Irish Americans of Cleveland
History of the Cleveland Irish
The First Irish in Cleveland
from The Irish Americans & Their Communities of Cleveland
by Nelson J. Callihan &
William F. Hickey
In light of that, it is safe to say that the first Irish to settle in Cleveland were those who came in the early and middle 1820's. There were only a handful of them and all had come from their labors on the Erie Canal, seeking a better way of life. They had been told that the life of a seaman was to be preferred to that of a canal digger. Only the most adventurous of them were willing to give up their steady work to go chasing such a rainbow, but some did, spurred on by thoughts of material gain, the quicker to get money to send home so relatives could join them here.
Some did manage to land berths on Great Lakes sailing vessels, but most had to settle for jobs on the docks. They didn't complain; they were lucky to get them. This handful of men was given a little nod by the city's established citizens, for they were so few in number as to be of no consequence.

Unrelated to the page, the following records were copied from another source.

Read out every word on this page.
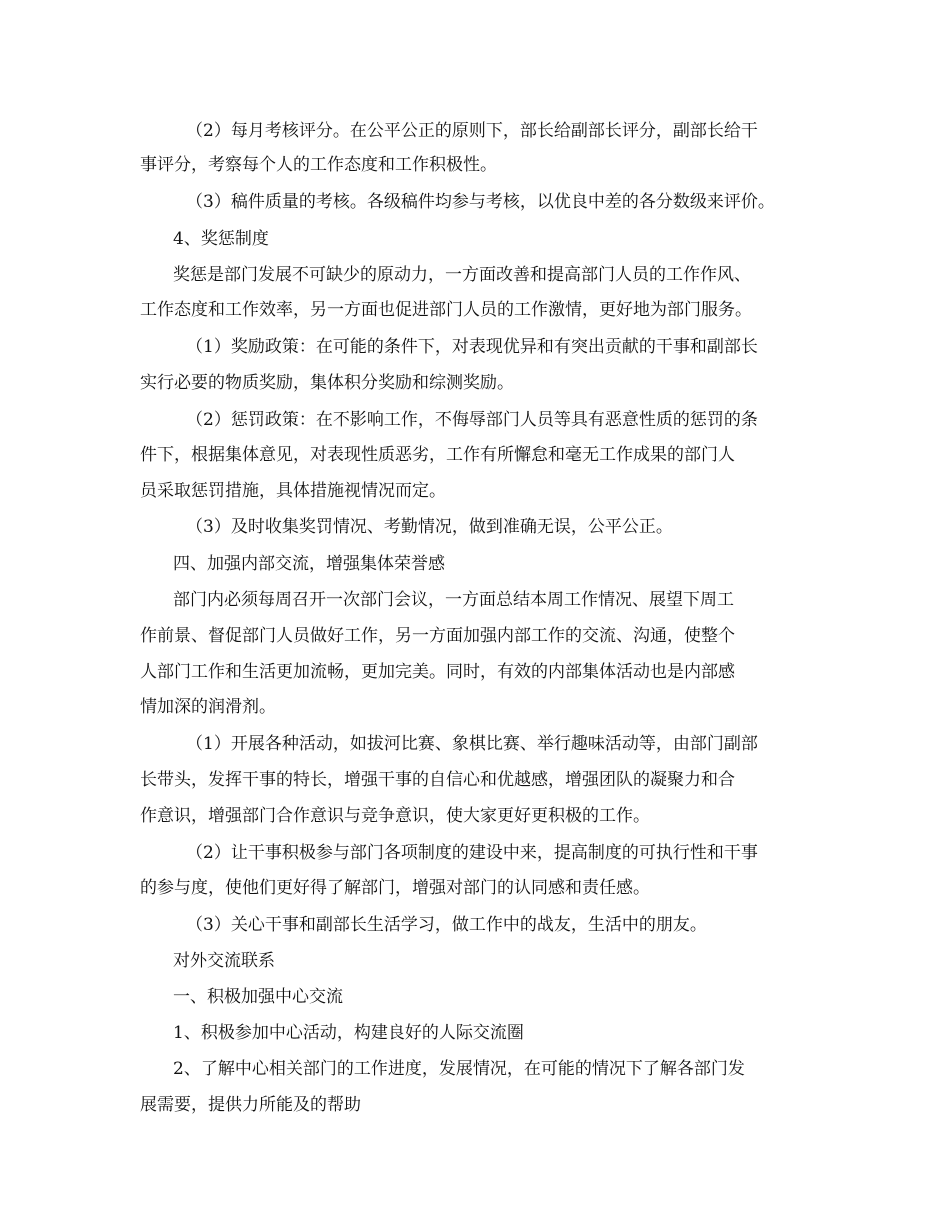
（2）每月考核评分。在公平公正的原则下，部长给副部长评分，副部长给干
事评分，考察每个人的工作态度和工作积极性。
（3）稿件质量的考核。各级稿件均参与考核，以优良中差的各分数级来评价。
4、奖惩制度
奖惩是部门发展不可缺少的原动力，一方面改善和提高部门人员的工作作风、
工作态度和工作效率，另一方面也促进部门人员的工作激情，更好地为部门服务。
（1）奖励政策：在可能的条件下，对表现优异和有突出贡献的干事和副部长
实行必要的物质奖励，集体积分奖励和综测奖励。
（2）惩罚政策：在不影响工作，不侮辱部门人员等具有恶意性质的惩罚的条
件下，根据集体意见，对表现性质恶劣，工作有所懈怠和毫无工作成果的部门人
员采取惩罚措施，具体措施视情况而定。
（3）及时收集奖罚情况、考勤情况，做到准确无误，公平公正。
四、加强内部交流，增强集体荣誉感
部门内必须每周召开一次部门会议，一方面总结本周工作情况、展望下周工
作前景、督促部门人员做好工作，另一方面加强内部工作的交流、沟通，使整个
人部门工作和生活更加流畅，更加完美。同时，有效的内部集体活动也是内部感
情加深的润滑剂。
（1）开展各种活动，如拔河比赛、象棋比赛、举行趣味活动等，由部门副部
长带头，发挥干事的特长，增强干事的自信心和优越感，增强团队的凝聚力和合
作意识，增强部门合作意识与竞争意识，使大家更好更积极的工作。
（2）让干事积极参与部门各项制度的建设中来，提高制度的可执行性和干事
的参与度，使他们更好得了解部门，增强对部门的认同感和责任感。
（3）关心干事和副部长生活学习，做工作中的战友，生活中的朋友。
对外交流联系
一、积极加强中心交流
1、积极参加中心活动，构建良好的人际交流圈
2、了解中心相关部门的工作进度，发展情况，在可能的情况下了解各部门发
展需要，提供力所能及的帮助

They stayed in their place by the river's mouth and few Clevelanders were even aware of their existence.
It was a different matter in the next few years, especially when the summer of 1825 rolled around. The Erie Canal had been completed and the Ohio about to get under way. the Irish began piling into the town in measurable numbers and the reaction among the local Yankees was quite different -- they didn't like the rag-tag men who spoke English with a brogue and were obnoxious in other ways as well. Work on the canal lured most of them away, but by the best estimates of historians of the day and newspaper accounts, close to 200 Irishmen remained as squatters.

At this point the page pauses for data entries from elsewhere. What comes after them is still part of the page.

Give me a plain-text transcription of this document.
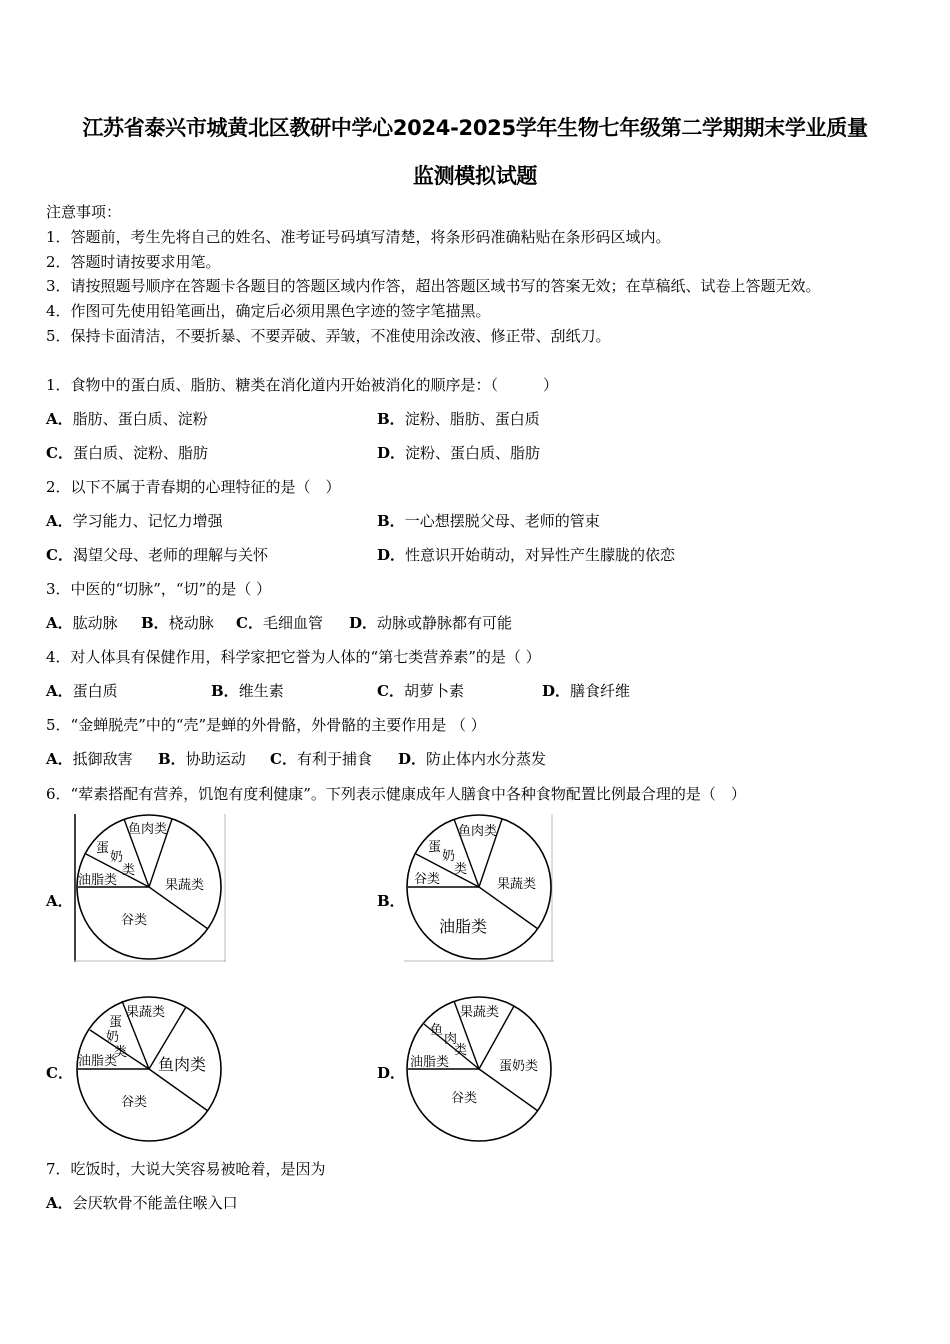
江苏省泰兴市城黄北区教研中学心2024-2025学年生物七年级第二学期期末学业质量
监测模拟试题
注意事项：
1．答题前，考生先将自己的姓名、准考证号码填写清楚，将条形码准确粘贴在条形码区域内。
2．答题时请按要求用笔。
3．请按照题号顺序在答题卡各题目的答题区域内作答，超出答题区域书写的答案无效；在草稿纸、试卷上答题无效。
4．作图可先使用铅笔画出，确定后必须用黑色字迹的签字笔描黑。
5．保持卡面清洁，不要折暴、不要弄破、弄皱，不准使用涂改液、修正带、刮纸刀。
1．食物中的蛋白质、脂肪、糖类在消化道内开始被消化的顺序是：（　　　）
A．脂肪、蛋白质、淀粉	B．淀粉、脂肪、蛋白质
C．蛋白质、淀粉、脂肪	D．淀粉、蛋白质、脂肪
2．以下不属于青春期的心理特征的是（　）
A．学习能力、记忆力增强	B．一心想摆脱父母、老师的管束
C．渴望父母、老师的理解与关怀	D．性意识开始萌动，对异性产生朦胧的依恋
3．中医的“切脉”，“切”的是（ ）
A．肱动脉 B．桡动脉 C．毛细血管 D．动脉或静脉都有可能
4．对人体具有保健作用，科学家把它誉为人体的“第七类营养素”的是（ ）
A．蛋白质	B．维生素	C．胡萝卜素	D．膳食纤维
5．“金蝉脱壳”中的“壳”是蝉的外骨骼，外骨骼的主要作用是 （ ）
A．抵御敌害 B．协助运动 C．有利于捕食 D．防止体内水分蒸发
6．“荤素搭配有营养，饥饱有度利健康”。下列表示健康成年人膳食中各种食物配置比例最合理的是（　）
A．
鱼肉类
蛋
奶
类
油脂类	果蔬类
谷类
B．
鱼肉类
蛋
奶
类
谷类	果蔬类
油脂类
C．
果蔬类
蛋
奶
类
油脂类	鱼肉类
谷类
D．
果蔬类
鱼
肉
类
油脂类	蛋奶类
谷类
7．吃饭时，大说大笑容易被呛着，是因为
A．会厌软骨不能盖住喉入口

Like their pioneering brothers before them, they headed for the docks seeking work. But there was another reason for doing so: the Yankee establishment let them know in no uncertain terms they were not welcome in other sections of the still small, but bustling, community. The attitude of the local residents was understandable, for the Irish were a different breed -- foreign, footloose and free-spirited, wild men all.
One can imagine the impact the 200 Irishmen made on the more orderly Yankees, who numbered only about 1,000 themselves. They strongly resented this invasion by rough and tumble, mannerless men, who seemed interested only in obtaining the bare necessities of life and drinking the saloons along the riverfront dry. The Yankees had a decision to make and they made it quickly -- they ceded the marshlands at the river's mouth to the Irish.